The date of the meeting, October 15, fell shortly before the November elections. Therefore, it is probable Truman also hoped a public showing of solidarity between himself and the Far East commander might bolster his administration's stature and help the Democratic cause in the elections.

Many persons in the State Department were opposed to the meeting, and Dean Acheson, who declined to go, summed up his objections as follows: “While General MacArthur had many of the attributes of a foreign sovereign . . . it did not seem wise to recognize him as one.”

Truman made it plain he would go to MacArthur. He at first considered meeting MacArthur in Korea, but security considerations made this impossible. Then he chose Hawaii, but at the suggestion of Secretary of Defense Marshall, the meeting place was shifted to Wake Island, a tiny U.S.-owned atoll 2,300 miles west of Honolulu and 2,000 miles southeast of Tokyo. The idea was to keep MacArthur from having to travel far while offensive operations against North Korea were at a high pitch.
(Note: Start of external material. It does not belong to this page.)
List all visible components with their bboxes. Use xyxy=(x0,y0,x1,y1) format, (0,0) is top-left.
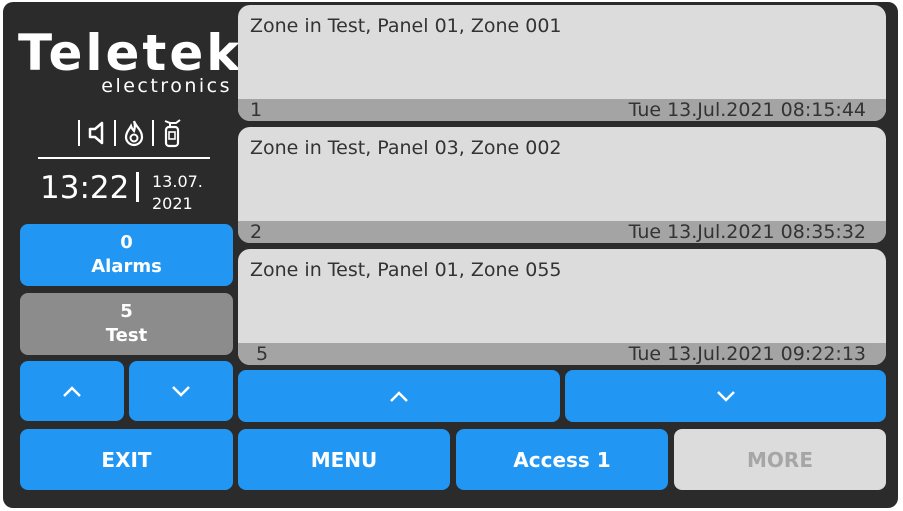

At first, Truman wanted all the Joint Chiefs to accompany him, but they objected on the grounds it would be inadvisable for them all to be absent at once (Bradley said they also didn't want to go). Bradley volunteered to represent all the Chiefs. Others in the group included Dean Rusk, assistant secretary of state; W. Averell Harriman, special assistant to the President; Frank Pace, secretary of the army; Philip C. Jessup, ambassador-at-large; John J. Muccio, U.S. ambassador to South Korea (flown in by MacArthur), and Admiral Arthur W. Radford, Pacific Fleet commander.

MacArthur arrived before Truman's aircraft, the Independence, set down, and the General was at the foot of the ramp when the President came down it. It was their first meeting (and it was to be their last), and it was cordial. Truman and MacArthur climbed into a battered old car and drove off to an hour's private conference at a Quonset hut beside the beach. According to the President's account, they discussed the situation in Korea and Japan, and MacArthur gave assurances the Korean conflict was won and Chinese intervention unlikely.

The President and the General then moved to another building for a larger conference with military and diplomatic advisors. There was no official transcript of this meeting, but Bradley reported at least seven persons took notes, including Bradley himself. However, a controversy developed later about shorthand recordings taken by Vernice Anderson, Jessup's secretary, who listened to the meeting from an adjacent room.